Além do idioma falado

Para entender uma cultura, é preciso ir muito além de apenas falar sua língua, embora muitas vezes isso seja possível, mesmo sem falar o idiom estrangeiro.

Incontáveis fatores formam o comportamento do negociador do outro lado da mesa, ou em um relacionamento do chamado “inter-company”. Podemos listar história, tradições, religião, valores, clima, pensamento e processos de tomada de decisão, formas de fazer negócios, antecedentes pessoais, antepassados e muito mais.

Este artigo descreve exemplos de impactos diretos nos negócios, dependendo da capacidade do líder de perceber as diferenças culturais. Essa percepção pode levar a um desastre ou a um sucesso total, dependendo de como é usada.

Culturas Complexas

Fui contratado para ser o CEO de uma subsidiária brasileira de uma empresa americana que precisava de uma mudança total de cultura. O desafio era passar de uma liderança centralizada para uma organização matricial, conectada com muitas unidades de negócios na sede internacional.

Um ano depois, a transição foi concluída e uma estrutura organizacional diferente foi implantada, gerando resultados satisfatórios.

Levei alguns anos para entender o que realmente aconteceu. Esta empresa havia sido adquirida de um grande conglomerado familiar brasileiro. Como em muitos países latino-americanos, árabes, ibéricos ou do Extremo Oriente, a figura patriarcal era forte, enraizada na cultura, e as estruturas das empresas eram muito hierarquizadas.

Trabalhar agora numa organização matricial era como ter “dois pais”. A empresa estava tendo bons resultados, mas ainda operava dentro de uma cultura diferente.

Isso me lembrou de quando a GE Healthcare comprou uma grande empresa francesa de equipamentos radiológicos que tinha uma base considerável de clientes na América Latina. Comecei a ter aulas particulares intensivas de francês para melhorar minha comunicação com esse novo fornecedor interempresarial.

Culturas misturadas

Seis meses após a aquisição, a sede francesa estava cheia de expatriados americanos e o jeito francês de fazer negócios havia desaparecido.

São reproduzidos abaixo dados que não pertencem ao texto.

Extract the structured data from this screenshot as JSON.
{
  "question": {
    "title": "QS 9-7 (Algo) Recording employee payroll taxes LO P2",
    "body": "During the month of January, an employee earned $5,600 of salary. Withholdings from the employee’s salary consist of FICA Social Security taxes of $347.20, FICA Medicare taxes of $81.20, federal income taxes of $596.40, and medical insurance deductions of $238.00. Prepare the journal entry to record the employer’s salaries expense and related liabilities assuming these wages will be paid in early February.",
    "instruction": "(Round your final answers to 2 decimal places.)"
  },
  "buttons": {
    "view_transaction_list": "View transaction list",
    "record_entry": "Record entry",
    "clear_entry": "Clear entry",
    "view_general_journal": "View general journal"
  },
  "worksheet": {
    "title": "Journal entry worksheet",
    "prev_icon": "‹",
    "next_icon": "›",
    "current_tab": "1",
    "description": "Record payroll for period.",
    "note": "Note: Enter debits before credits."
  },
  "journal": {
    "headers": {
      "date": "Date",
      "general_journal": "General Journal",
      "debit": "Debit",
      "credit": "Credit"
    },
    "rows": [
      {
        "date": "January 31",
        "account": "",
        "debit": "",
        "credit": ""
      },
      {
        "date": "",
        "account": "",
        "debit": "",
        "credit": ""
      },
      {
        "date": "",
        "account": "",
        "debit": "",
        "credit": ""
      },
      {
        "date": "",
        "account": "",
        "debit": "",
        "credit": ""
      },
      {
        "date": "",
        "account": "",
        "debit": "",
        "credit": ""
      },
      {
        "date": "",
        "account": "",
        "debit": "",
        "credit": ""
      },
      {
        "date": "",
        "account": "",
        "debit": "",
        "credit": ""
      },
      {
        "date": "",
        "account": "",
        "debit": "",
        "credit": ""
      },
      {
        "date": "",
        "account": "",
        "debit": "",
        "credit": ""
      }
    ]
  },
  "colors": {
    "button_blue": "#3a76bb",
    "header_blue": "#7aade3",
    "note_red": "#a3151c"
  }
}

Qual cultura foi a melhor?

Ambas, dependendo de quem era o dono da empresa. Ambas as visões produziram bons resultados.

Lembro-me da ocasião em que fiz parte de uma equipe de cinco executivos latino-americanos que viajaram a Tóquio para negociar com uma grande instituição financeira japonesa. Do nosso lado, tínhamos os tomadores de decisão para fechar o negócio na hora. Do lado japonês, havia seis negociadores.

Ao final de dois dias de discussões, fizemos um último jantar e voltamos para casa deixando a situação em um impasse. Dois meses depois fomos convidados para uma nova reunião. Desta vez tivemos pausas mais longas para convívio e almoços e jantares comuns.

Lições de liderança

As negociações correram bem e aprendi duas lições importantes (entre outras): a primeira,  foi que o tomador de decisão final nas empresas japonesas geralmente não participa das rodadas de negociação. Muitas vezes, decisões importantes são tomadas após a reunião.

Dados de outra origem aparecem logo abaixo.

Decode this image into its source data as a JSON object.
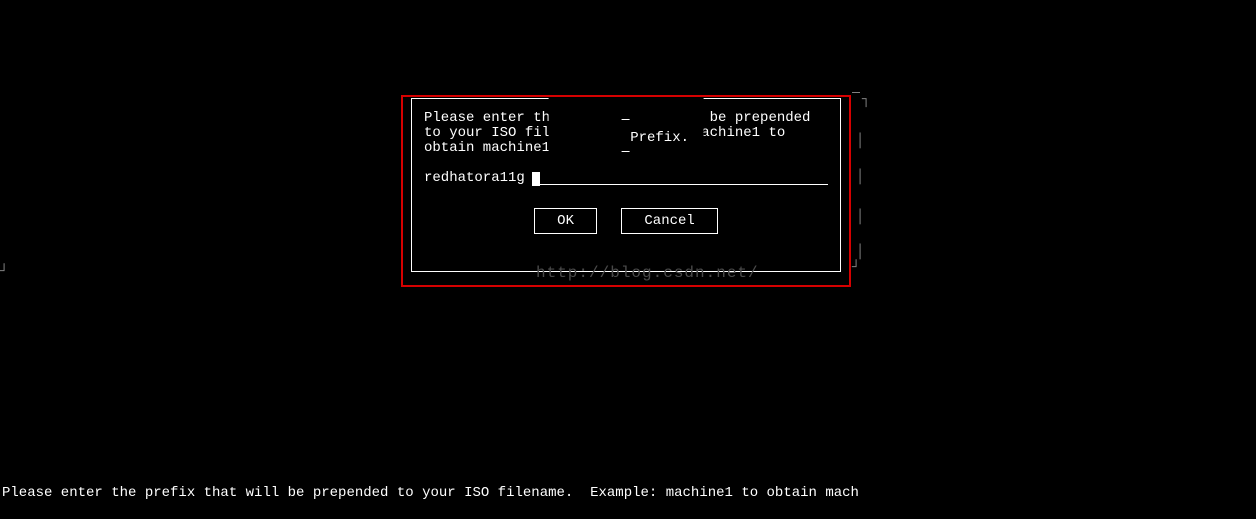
{
  "dialog": {
    "title": "Prefix.",
    "prompt": "Please enter the prefix that will be prepended to your ISO filename.  Example: machine1 to obtain machine1-[1-9]*.iso files",
    "input_value": "redhatora11g",
    "ok_label": "OK",
    "cancel_label": "Cancel"
  },
  "status_line": "Please enter the prefix that will be prepended to your ISO filename.  Example: machine1 to obtain mach",
  "watermark": "http://blog.csdn.net/",
  "bg_fragments": {
    "right_top_corner": "┐",
    "right_side": "│",
    "right_bottom_corner": "┘",
    "left_mid": "┘"
  }
}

Em segundo lugar, o desenvolvimento da confiança vem em primeiro lugar, e o contrato é uma consequência. Nosso objetivo era o oposto: ir para a reunião com condições muito boas, conseguir o contrato, e o resto viria depois. A consequência, foi o referido impasse.

Outro episódio com desfecho peculiar foi um almoço de negócios entre eu, country manager, e meu chefe americano com o country manager de uma importante empresa francesa e seu chefe, que veio da França para conversas sobre uma possível parceria.

A relação entre nós dois, localmente, era muito boa, e esse foi o primeiro encontro entre nossos dois executivos globais.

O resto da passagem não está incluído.